# Confounding Variables and Apparent Bias

I was going to call this post something inflammatory like #CylonLivesMatter but decided against it. Today will be a thought experiment to clarify some confusion over whether apparent bias is real bias based on aggregate data. I’ll unpack all that with a very simple example.

Let’s suppose we have a region, say a county, and we are trying to tell if car accidents disproportionately affect cylons due to bias. If you’re unfamiliar with this term, it comes from Battlestar Galactica. They were the “bad guys,” but they had absolutely no distinguishing features. From looking at them, there was no way to tell if your best friend was one or not. I want to use this for the thought experiment so that we can be absolutely certain there is no bias based on appearance.

The county we get our data from has roughly two main areas: Location 1 and Location 2. Location 1 has 5 cylons and 95 humans.
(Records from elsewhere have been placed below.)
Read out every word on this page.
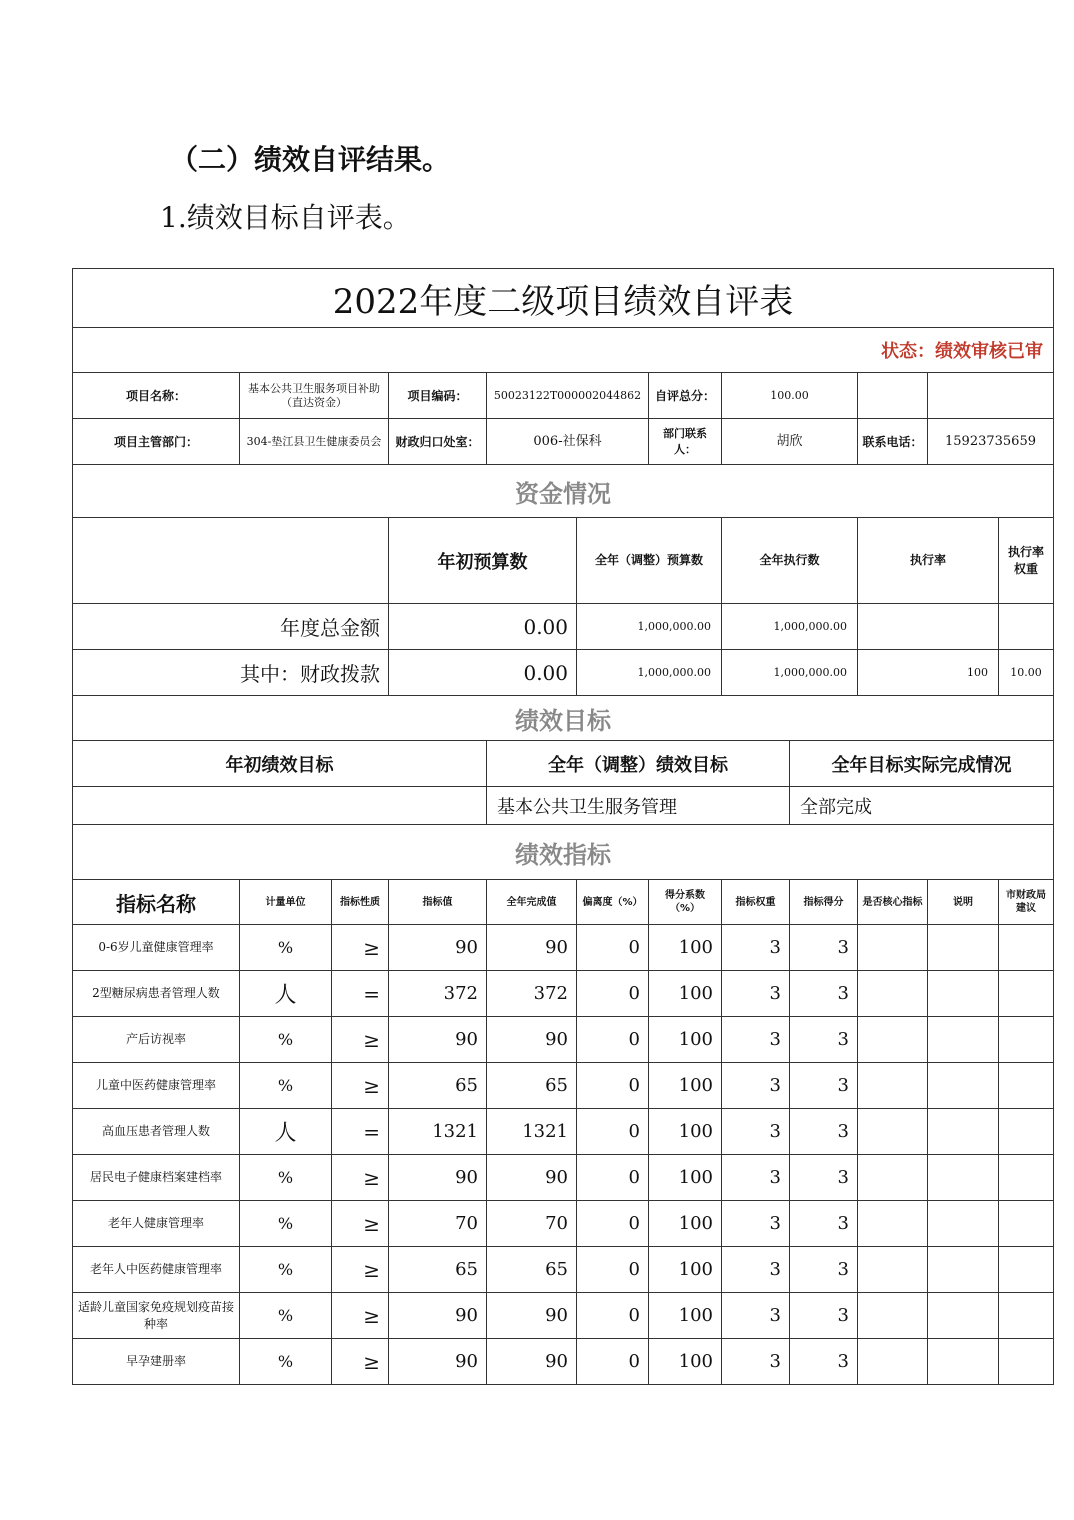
（二）绩效自评结果。
1.绩效目标自评表。
2022年度二级项目绩效自评表												
状态：绩效审核已审												
项目名称：	基本公共卫生服务项目补助（直达资金）		项目编码：	50023122T000002044862		自评总分：	100.00					
项目主管部门：	304-垫江县卫生健康委员会		财政归口处室：	006-社保科		部门联系人：	胡欣		联系电话：	15923735659		
资金情况												
			年初预算数		全年（调整）预算数		全年执行数		执行率		执行率权重	
年度总金额			0.00		1,000,000.00		1,000,000.00					
其中：财政拨款			0.00		1,000,000.00		1,000,000.00		100		10.00	
绩效目标												
年初绩效目标				全年（调整）绩效目标				全年目标实际完成情况				
				基本公共卫生服务管理				全部完成				
绩效指标												
指标名称	计量单位	指标性质	指标值	全年完成值	偏离度（%）	得分系数（%）	指标权重	指标得分	是否核心指标	说明	市财政局建议	
0-6岁儿童健康管理率	%	≥	90	90	0	100	3	3				
2型糖尿病患者管理人数	人	=	372	372	0	100	3	3				
产后访视率	%	≥	90	90	0	100	3	3				
儿童中医药健康管理率	%	≥	65	65	0	100	3	3				
高血压患者管理人数	人	=	1321	1321	0	100	3	3				
居民电子健康档案建档率	%	≥	90	90	0	100	3	3				
老年人健康管理率	%	≥	70	70	0	100	3	3				
老年人中医药健康管理率	%	≥	65	65	0	100	3	3				
适龄儿童国家免疫规划疫苗接种率	%	≥	90	90	0	100	3	3				
早孕建册率	%	≥	90	90	0	100	3	3				
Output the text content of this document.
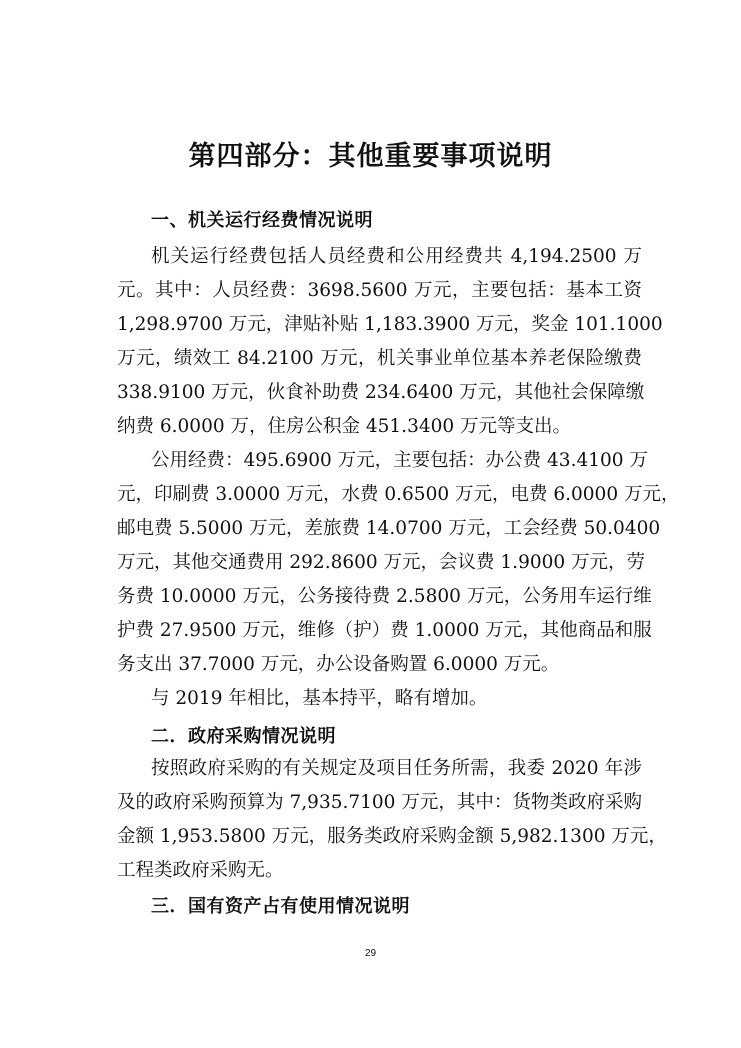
第四部分：其他重要事项说明
一、机关运行经费情况说明

机关运行经费包括人员经费和公用经费共 4,194.2500 万

元。其中：人员经费：3698.5600 万元，主要包括：基本工资

1,298.9700 万元，津贴补贴 1,183.3900 万元，奖金 101.1000

万元，绩效工 84.2100 万元，机关事业单位基本养老保险缴费

338.9100 万元，伙食补助费 234.6400 万元，其他社会保障缴

纳费 6.0000 万，住房公积金 451.3400 万元等支出。

公用经费：495.6900 万元，主要包括：办公费 43.4100 万

元，印刷费 3.0000 万元，水费 0.6500 万元，电费 6.0000 万元，

邮电费 5.5000 万元，差旅费 14.0700 万元，工会经费 50.0400

万元，其他交通费用 292.8600 万元，会议费 1.9000 万元，劳

务费 10.0000 万元，公务接待费 2.5800 万元，公务用车运行维

护费 27.9500 万元，维修（护）费 1.0000 万元，其他商品和服

务支出 37.7000 万元，办公设备购置 6.0000 万元。

与 2019 年相比，基本持平，略有增加。

二．政府采购情况说明

按照政府采购的有关规定及项目任务所需，我委 2020 年涉

及的政府采购预算为 7,935.7100 万元，其中：货物类政府采购

金额 1,953.5800 万元，服务类政府采购金额 5,982.1300 万元，

工程类政府采购无。

三．国有资产占有使用情况说明
29
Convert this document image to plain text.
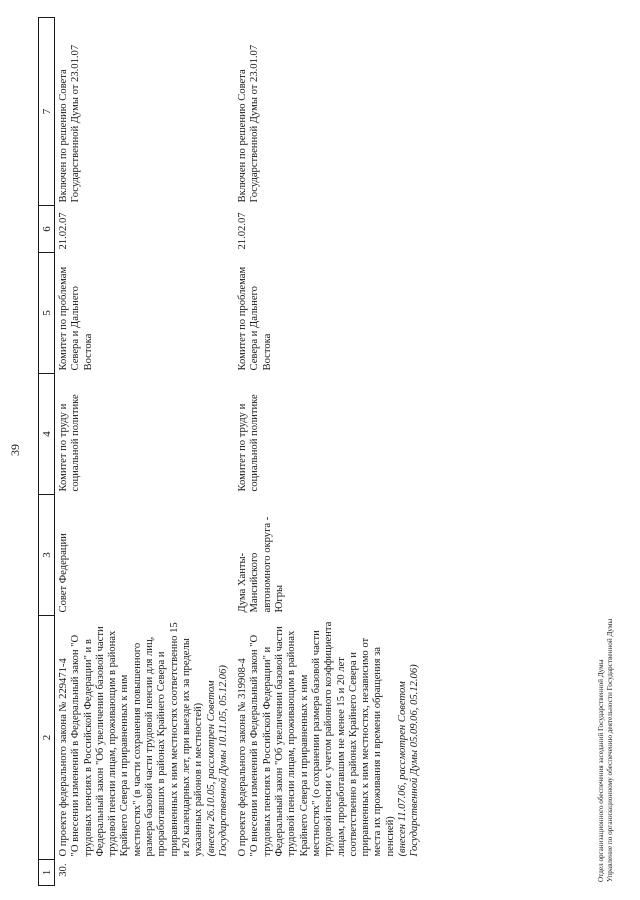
39
1	2	3	4	5	6	7
30.	О проекте федерального закона № 229471-4 "О внесении изменений в Федеральный закон "О трудовых пенсиях в Российской Федерации" и в Федеральный закон "Об увеличении базовой части трудовой пенсии лицам, проживающим в районах Крайнего Севера и приравненных к ним местностях" (в части сохранения повышенного размера базовой части трудовой пенсии для лиц, проработавших в районах Крайнего Севера и приравненных к ним местностях соответственно 15 и 20 календарных лет, при выезде их за пределы указанных районов и местностей) (внесен 26.10.05, рассмотрен Советом Государственной Думы 10.11.05, 05.12.06)	Совет Федерации	Комитет по труду и социальной политике	Комитет по проблемам Севера и Дальнего Востока	21.02.07	Включен по решению Совета Государственной Думы от 23.01.07

	О проекте федерального закона № 319908-4 "О внесении изменений в Федеральный закон "О трудовых пенсиях в Российской Федерации" и Федеральный закон "Об увеличении базовой части трудовой пенсии лицам, проживающим в районах Крайнего Севера и приравненных к ним местностях" (о сохранении размера базовой части трудовой пенсии с учетом районного коэффициента лицам, проработавшим не менее 15 и 20 лет соответственно в районах Крайнего Севера и приравненных к ним местностях, независимо от места их проживания и времени обращения за пенсией) (внесен 11.07.06, рассмотрен Советом Государственной Думы 05.09.06, 05.12.06)	Дума Ханты-Мансийского автономного округа - Югры	Комитет по труду и социальной политике	Комитет по проблемам Севера и Дальнего Востока	21.02.07	Включен по решению Совета Государственной Думы от 23.01.07
Отдел организационного обеспечения заседаний Государственной Думы Управление по организационному обеспечению деятельности Государственной Думы
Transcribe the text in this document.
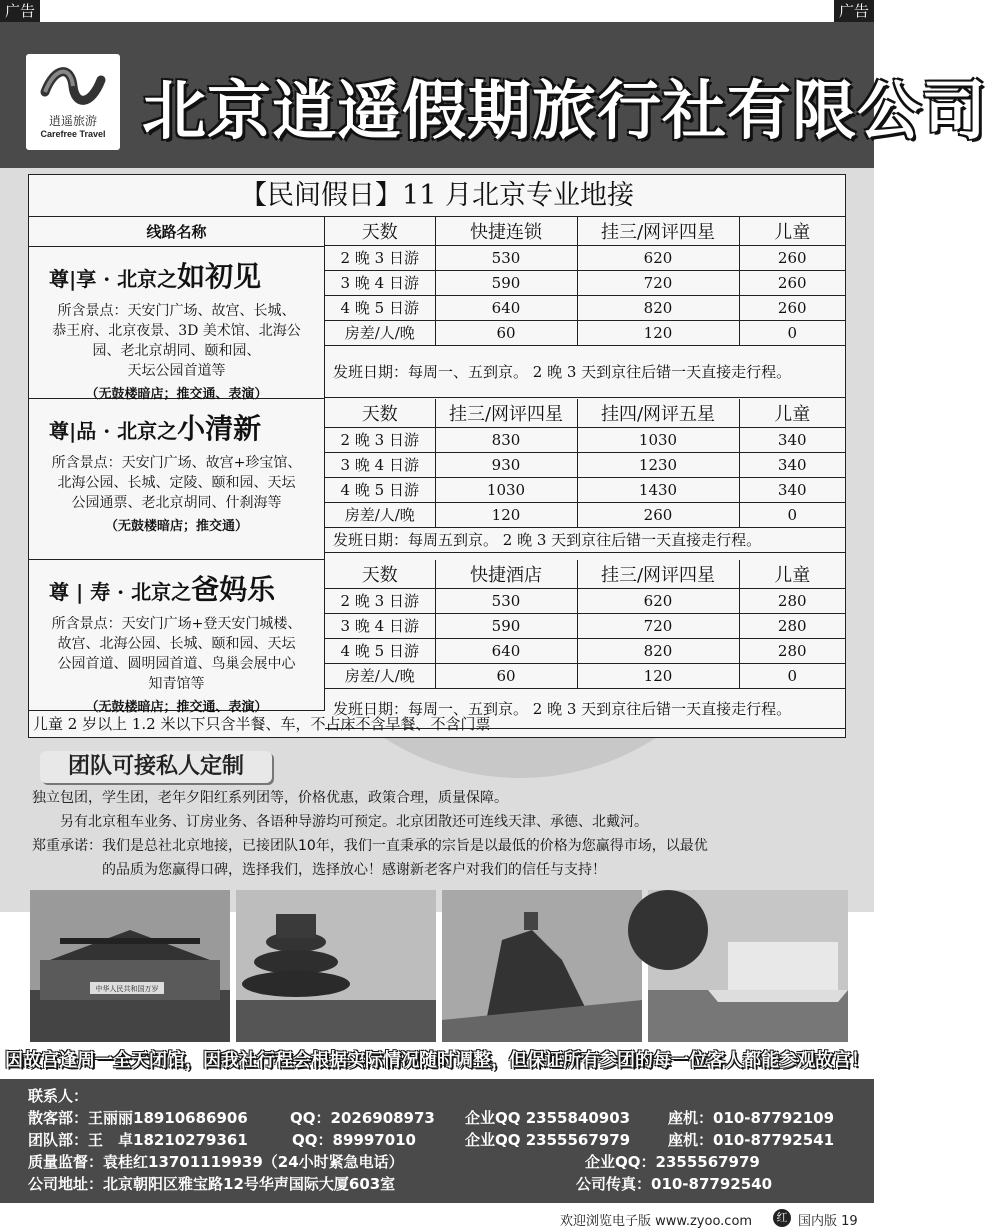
广告	广告
逍遥旅游
Carefree Travel 北京逍遥假期旅行社有限公司
【民间假日】11 月北京专业地接
线路名称
尊|享 · 北京之如初见
所含景点：天安门广场、故宫、长城、
恭王府、北京夜景、3D 美术馆、北海公
园、老北京胡同、颐和园、
天坛公园首道等
（无鼓楼暗店；推交通、表演）
天数	快捷连锁	挂三/网评四星	儿童
2 晚 3 日游	530	620	260
3 晚 4 日游	590	720	260
4 晚 5 日游	640	820	260
房差/人/晚	60	120	0
发班日期：每周一、五到京。 2 晚 3 天到京往后错一天直接走行程。			
尊|品 · 北京之小清新
所含景点：天安门广场、故宫+珍宝馆、
北海公园、长城、定陵、颐和园、天坛
公园通票、老北京胡同、什刹海等
（无鼓楼暗店；推交通）
天数	挂三/网评四星	挂四/网评五星	儿童
2 晚 3 日游	830	1030	340
3 晚 4 日游	930	1230	340
4 晚 5 日游	1030	1430	340
房差/人/晚	120	260	0
发班日期：每周五到京。 2 晚 3 天到京往后错一天直接走行程。			
尊 | 寿 · 北京之爸妈乐
所含景点：天安门广场+登天安门城楼、
故宫、北海公园、长城、颐和园、天坛
公园首道、圆明园首道、鸟巢会展中心
知青馆等
（无鼓楼暗店；推交通、表演）
天数	快捷酒店	挂三/网评四星	儿童
2 晚 3 日游	530	620	280
3 晚 4 日游	590	720	280
4 晚 5 日游	640	820	280
房差/人/晚	60	120	0
发班日期：每周一、五到京。 2 晚 3 天到京往后错一天直接走行程。			
儿童 2 岁以上 1.2 米以下只含半餐、车，不占床不含早餐、不含门票
团队可接私人定制

独立包团，学生团，老年夕阳红系列团等，价格优惠，政策合理，质量保障。

　　另有北京租车业务、订房业务、各语种导游均可预定。北京团散还可连线天津、承德、北戴河。

郑重承诺：我们是总社北京地接，已接团队10年，我们一直秉承的宗旨是以最低的价格为您赢得市场，以最优

　　　　　的品质为您赢得口碑，选择我们，选择放心！感谢新老客户对我们的信任与支持！

中华人民共和国万岁
因故宫逢周一全天闭馆，因我社行程会根据实际情况随时调整，但保证所有参团的每一位客人都能参观故宫！
联系人：
散客部：王丽丽18910686906	QQ：2026908973 企业QQ 2355840903	座机：010-87792109
团队部：王　卓18210279361	QQ：89997010	企业QQ 2355567979	座机：010-87792541
质量监督：袁桂红13701119939（24小时紧急电话）	企业QQ：2355567979
公司地址：北京朝阳区雅宝路12号华声国际大厦603室	公司传真：010-87792540
欢迎浏览电子版 www.zyoo.com	红 国内版 19
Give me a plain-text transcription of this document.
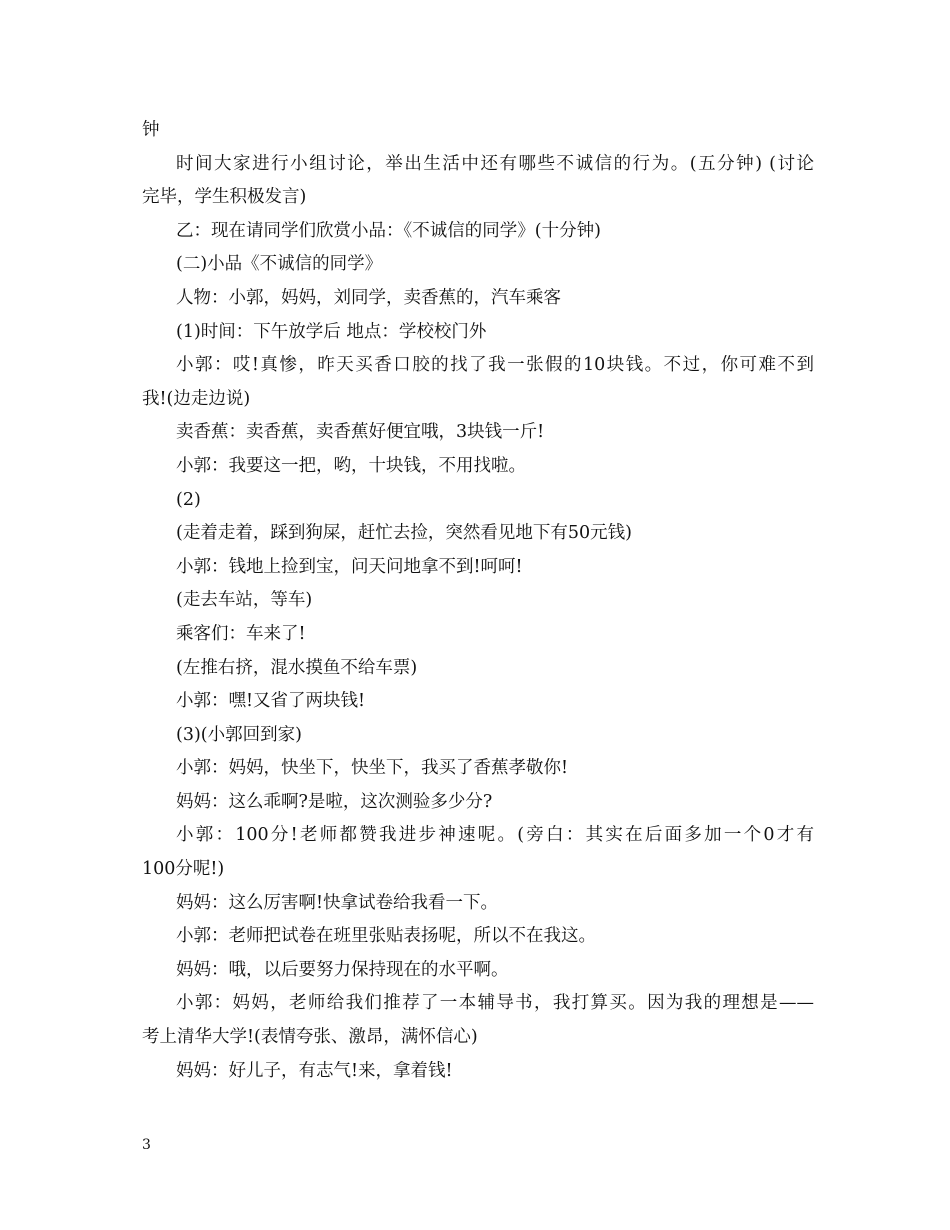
钟
时间大家进行小组讨论，举出生活中还有哪些不诚信的行为。(五分钟) (讨论
完毕，学生积极发言)
乙：现在请同学们欣赏小品：《不诚信的同学》(十分钟)
(二)小品《不诚信的同学》
人物：小郭，妈妈，刘同学，卖香蕉的，汽车乘客
(1)时间：下午放学后 地点：学校校门外
小郭：哎!真惨，昨天买香口胶的找了我一张假的10块钱。不过，你可难不到
我!(边走边说)
卖香蕉：卖香蕉，卖香蕉好便宜哦，3块钱一斤!
小郭：我要这一把，哟，十块钱，不用找啦。
(2)
(走着走着，踩到狗屎，赶忙去捡，突然看见地下有50元钱)
小郭：钱地上捡到宝，问天问地拿不到!呵呵!
(走去车站，等车)
乘客们：车来了!
(左推右挤，混水摸鱼不给车票)
小郭：嘿!又省了两块钱!
(3)(小郭回到家)
小郭：妈妈，快坐下，快坐下，我买了香蕉孝敬你!
妈妈：这么乖啊?是啦，这次测验多少分?
小郭：100分!老师都赞我进步神速呢。(旁白：其实在后面多加一个0才有
100分呢!)
妈妈：这么厉害啊!快拿试卷给我看一下。
小郭：老师把试卷在班里张贴表扬呢，所以不在我这。
妈妈：哦，以后要努力保持现在的水平啊。
小郭：妈妈，老师给我们推荐了一本辅导书，我打算买。因为我的理想是——
考上清华大学!(表情夸张、激昂，满怀信心)
妈妈：好儿子，有志气!来，拿着钱!
3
Location 2 has 20 cylons and 80 humans. This means the county is 12.5% cylon and 87.5% human.

Let’s assume that there is no behavioral reason among the people of Location 1 to have safer driving habits. Let’s assume it is merely an environmental thing, say the roads are naturally larger and speed limits lower or something. They only average 1 car accident per month. Location 2, on the other hand, has poorly designed roads and bad visibility in areas, so they have 10 car accidents per month.

At the end of the year, if there is absolutely no bias at all, we would expect to see 12 car accidents uniformly distributed among the population of Location 1 and 120 car accidents uniformly distributed among the population of Location 2. This means Location 1 had 1 cylon in an accident and 11 humans, and Location 2 had 24 cylons and 96 humans in accidents.

We work for the county, and we take the full statistics: 25 cylon accidents and 107 human accidents. That means 19% of car accidents involve cylons, even though their population in the county is only 12.5%. As an investigator into this matter, we now try to conclude that since there is a disproportionate number of cylons in car accidents with respect to their baseline population, there must be some bias or speciesism present causing this.

Now I think everyone knows where this is going. It is clear from the example that combining together all the numbers from across the county, and then saying that the disproportionately high number of cylon car accidents had to be indicative of some underlying, institutional problem, was the incorrect thing to do. But this is the standard rhetoric of #blacklivesmatter. We hear that blacks make up roughly 13% of the population but are 25% of those killed by cops. Therefore, that basic disparity is indicative of racist motives by the cops, or at least is an institutional bias that needs to be fixed.

Recently, a more nuanced study has been making the news rounds that claims there isn’t a bias in who cops kill. How can this be? Well, what happened in our example case to cause the misleading information? A disproportionate number of cylons lived in environmental conditions that caused the car accidents. It wasn’t anyone’s fault. There wasn’t bias or speciesism at work. The lack of nuance in analyzing the statistics caused apparent bias that wasn’t there.

The study by Fryer does this. It builds a model that takes into account one uncontroversial environmental factor: we expect more accidental, unnecessary shootings by cops in more dangerous locations. In other words, we expect that, regardless of race, cops will shoot out of fear for their lives in locations where higher chances of violent crimes occur.

As with any study, there is always pushback. Mathbabe had a guest post pointing to some potential problems with sampling. I’m not trying to make any sort of statement with this post. I’ve talked about statistics a lot on the blog, and I merely wanted to show how such a study is possible with a less charged example. I know a lot of the initial reaction to the study was: But 13% vs 25%!!! Of course it’s racism!!! This idiot just has an agenda, and he’s manipulating data for political purposes!!!

Actually, when we only look at aggregate statistics across the entire country, we can accidentally pick up apparent bias where none exists, as in the example. The study just tries to tease these confounding factors out. Whether it did a good job is the subject of another post.